Nania menengok ke arah pintu, ia langsung berdiri, matanya membelalak lebar, mulutnya terbuka tanpa disadarinya.
"Bella Rose," gumam Nania tak percaya. Bella mendekati Nania.
"Halo, Nania," sapa Bella dengan suara dan gaya Bella Rose yang pastinya berbeda dengan gaya dan suara Issabella Aurora.
"Bella Rose, ini bukan mimpikan?" Nania menepuk-nepuk pipinya sendiri.
"Tentu saja ini nyata, Sayang." Bella Rose menjawil hidung Nania seperti yang biasa dilakukan Edward.
"Boleh aku memelukmu, Bella?" tanya Nania. Bella tertawa, lalu lebih dulu membawa Nania ke dalam pelukannya.
Kehadiran Bella Rose benar-benar sebuah kejutan yang luar biasa.
Meski hanya menyanyikan dua lagu dengan iringan petikan dari gitarnya sendiri, Bella benar-benar bisa menghipnotis semuanya.
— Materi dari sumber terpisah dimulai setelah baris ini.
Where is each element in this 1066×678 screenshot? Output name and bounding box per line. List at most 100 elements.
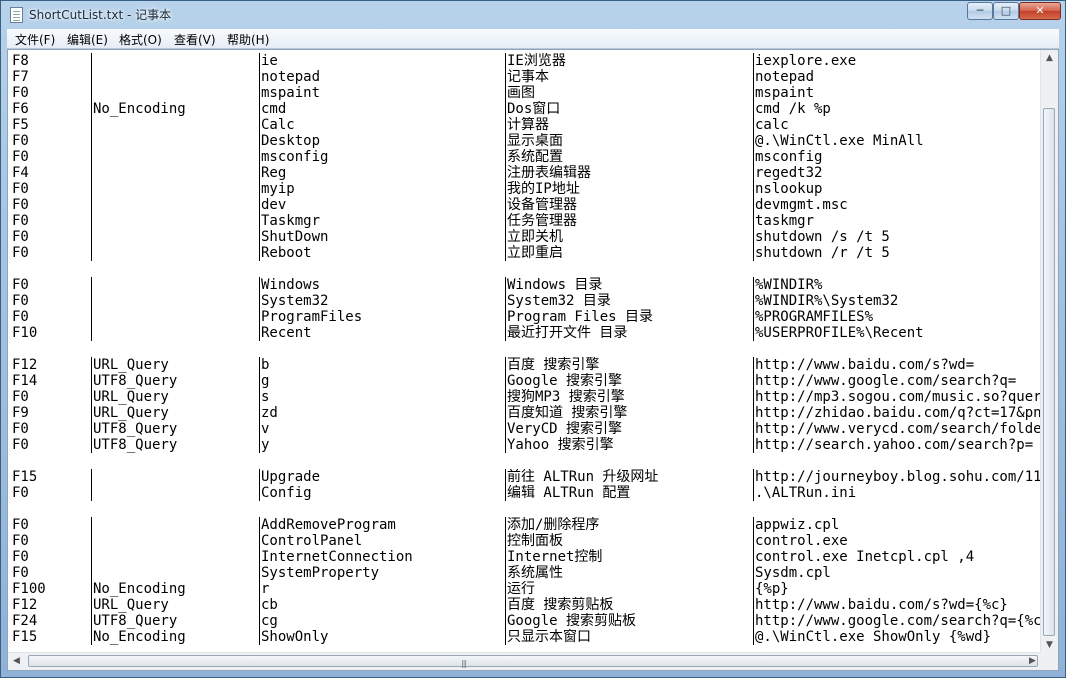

Yang paling membahagiakan Nania, Bella Rose mengundang ia dan Rania, Aina dan Aima untuk makan malam di hotel tempatnya menginap yang sudah dipersiapkan team manajemen Bella.
Makan malam yang sangat berkesan bagi mereka berempat.
Mereka langsung terlibat obrolan seru saat bertemu.
Tidak salah mereka mengidolakan seorang Bella Rose yang benar-benar sosok yang pantas untuk diidolakan.